Part of that process involves classifying words in terms of part of speech, which we do not by intuiting meaning properties, rather we look at distribution in sentences. This is the classic frame analysis done in intro syntax, i.e. "He ___ a car", "They ___ a car"... We identify nouns, verbs and adjectives based on where they can appear in various sentential slots.

One property taken to define the distinction between "inflection" vs. "derivation" is that adding an inflectional morpheme does not change change part of speech. Accordingly, there are at least two homophonous affixes -ed, one for adjectives (you can call it something else if you want) as in "a created paradox" versus a verb in the past ("he created a paradox"). Everybody knows that there are multiple -s morphemes, which happen to be inflectional.
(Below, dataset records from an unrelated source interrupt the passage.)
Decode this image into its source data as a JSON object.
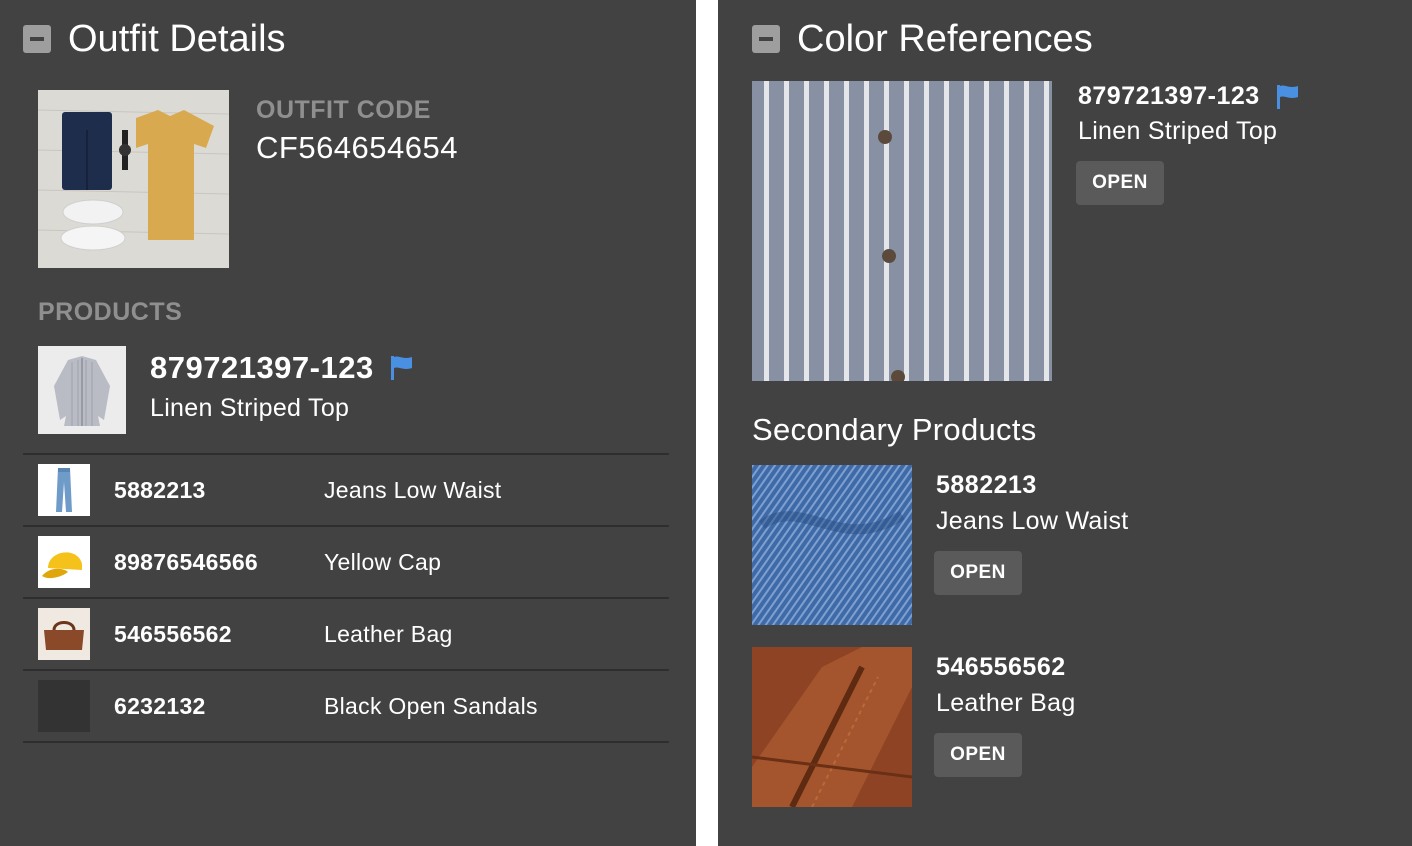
{
  "outfit": {
    "title": "Outfit Details",
    "code_label": "OUTFIT CODE",
    "code_value": "CF564654654",
    "products_label": "PRODUCTS",
    "primary": {
      "id": "879721397-123",
      "name": "Linen Striped Top"
    },
    "items": [
      {
        "id": "5882213",
        "name": "Jeans Low Waist"
      },
      {
        "id": "89876546566",
        "name": "Yellow Cap"
      },
      {
        "id": "546556562",
        "name": "Leather Bag"
      },
      {
        "id": "6232132",
        "name": "Black Open Sandals"
      }
    ]
  },
  "colors": {
    "title": "Color References",
    "reference": {
      "id": "879721397-123",
      "name": "Linen Striped Top",
      "button": "OPEN"
    },
    "secondary_title": "Secondary Products",
    "secondary": [
      {
        "id": "5882213",
        "name": "Jeans Low Waist",
        "button": "OPEN"
      },
      {
        "id": "546556562",
        "name": "Leather Bag",
        "button": "OPEN"
      }
    ]
  },
  "theme": {
    "panel_bg": "#424242",
    "flag_color": "#4a90e2",
    "muted_label": "#8f8f8f",
    "button_bg": "#5a5a5a"
  }
}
Another criterion relevant to inflection vs. derivation is murkier, namely whether the function of the affix is "more syntactic" versus "more semantic". The considerations that lead you to think "more syntactic" are basically sentential co-occurrence, for example "He create-s a mess", "I create-Ø a mess", but *"He create-Ø a mess", *"I create-s a mess".

The suffix -ing might therefore be called inflection, because it appears in a syntactically-defined frame (copula __ verb-whatever) as in "He is creating a mess", so it could be an instance of a general verbal inflectional concept "tense-aspect", but then you can also say "I hate his singing", and not *"I hate his sings", so it isn't always a verb inflection. Therefore, there are at least two affixes -ing.

Once you step outside English and/or Indo-European, the distinction becomes even less tenable, and doesn't play a particular big role in grammatical theory. What does seem to matter is "agreement", that a verb may have to "agree" with other words in certain properties, which is a fundamental syntactic fact that a grammar should capture.